MTS皮肤镜下可表现为,黄色均质无结构区,周围点状、线状毛细血管扩张,局部不规则均质褐色色素沉着[5]。但仅为个案报道,关于MTS特征性的皮肤镜表现还需要参考更多样本进行总结,从而更有利于无创诊断。
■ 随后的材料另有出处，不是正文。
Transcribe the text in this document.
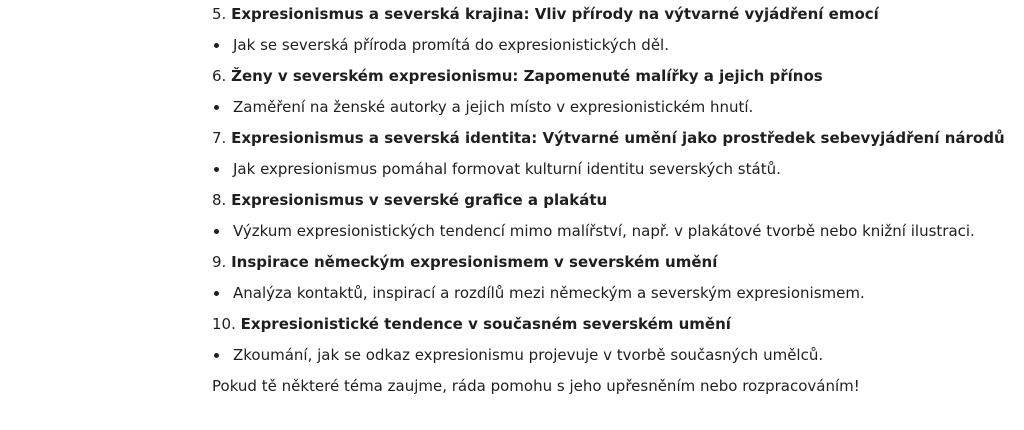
5. Expresionismus a severská krajina: Vliv přírody na výtvarné vyjádření emocí
Jak se severská příroda promítá do expresionistických děl.
6. Ženy v severském expresionismu: Zapomenuté malířky a jejich přínos
Zaměření na ženské autorky a jejich místo v expresionistickém hnutí.
7. Expresionismus a severská identita: Výtvarné umění jako prostředek sebevyjádření národů
Jak expresionismus pomáhal formovat kulturní identitu severských států.
8. Expresionismus v severské grafice a plakátu
Výzkum expresionistických tendencí mimo malířství, např. v plakátové tvorbě nebo knižní ilustraci.
9. Inspirace německým expresionismem v severském umění
Analýza kontaktů, inspirací a rozdílů mezi německým a severským expresionismem.
10. Expresionistické tendence v současném severském umění
Zkoumání, jak se odkaz expresionismu projevuje v tvorbě současných umělců.
Pokud tě některé téma zaujme, ráda pomohu s jeho upřesněním nebo rozpracováním!
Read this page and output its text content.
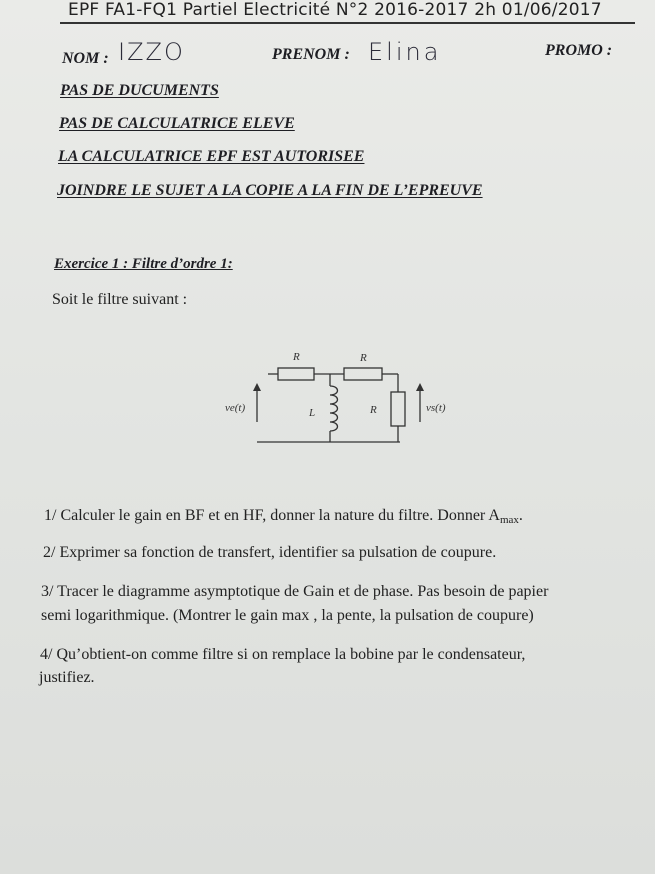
EPF FA1-FQ1 Partiel Electricité N°2 2016-2017 2h 01/06/2017
NOM : IZZO	PRENOM : Elina	PROMO :
PAS DE DUCUMENTS
PAS DE CALCULATRICE ELEVE
LA CALCULATRICE EPF EST AUTORISEE
JOINDRE LE SUJET A LA COPIE A LA FIN DE L’EPREUVE
Exercice 1 : Filtre d’ordre 1:
Soit le filtre suivant :
R	R
L	R
ve(t)	vs(t)
1/ Calculer le gain en BF et en HF, donner la nature du filtre. Donner $A_{max}$.
2/ Exprimer sa fonction de transfert, identifier sa pulsation de coupure.
3/ Tracer le diagramme asymptotique de Gain et de phase. Pas besoin de papier
semi logarithmique. (Montrer le gain max , la pente, la pulsation de coupure)
4/ Qu’obtient-on comme filtre si on remplace la bobine par le condensateur,
justifiez.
MTS临床少见,误诊率高,本组病例中仅有1例临床拟诊为MTS。临床中易误诊皮肤纤维瘤、表皮样囊肿、钙化上皮瘤等。皮肤纤维瘤常发生于四肢外侧,特别是小腿伸侧,主要表现为褐色圆形或卵圆形坚实结节,表面平滑或粗糙,轻捏皮损时结节常部分下陷而出现酒窝征。表皮样囊肿皮损常见中央孔,在非感染情况下较易推动,必要时可行超声检查,能观察到囊壁及其内部特征性表现洋葱皮样或漩涡状改变。钙化上皮瘤也表现为面部质硬坚实的皮下肿物,但好发于儿童,皮下肿物常呈不规则状,可见“帐篷征”及“跷跷板征”。以上疾病组织病理相对特异,可通过活检相鉴别。

恶性MTS罕见,男女发病率1∶2,常见于51~61岁,易侵犯四肢远端(尤其是足部),临床皮损无明显特征性[6]。目前有报道在恶性MTS中发现PHF1-TFE3融合[7]。在病理学上,与良性MTS相比,在病变区域可见较多病理性核分裂象及异型核、侵犯淋巴管、卫星结节及肿瘤性坏死等,但最可靠的特征是细胞核的显著非典型性[8]。

良性MTS的首选治疗是手术完整切除。恶性MTS具有较高的转移发生率,一般推荐阴性手术切缘的广泛局部切除或Mohs手术[9],同时术前行全身体格检查。由于恶性MTS罕见,目前无大型观察性研究中评估安全切缘的宽度。一般情况下,恶性附属器肿瘤临床切缘可取1~2 cm[10]。经广泛局部切除或Mohs手术治疗的恶性附属器肿瘤,局部复发率为10%~50%[11,12]。因此,术后需要随访以监测复发。

综上所述,MTS多来源于大汗腺。男性较女性多见。在临床中,青中年患者面部淡红色或肤色坚韧肿物需考虑皮肤混合瘤,需完整切除并行病理证实。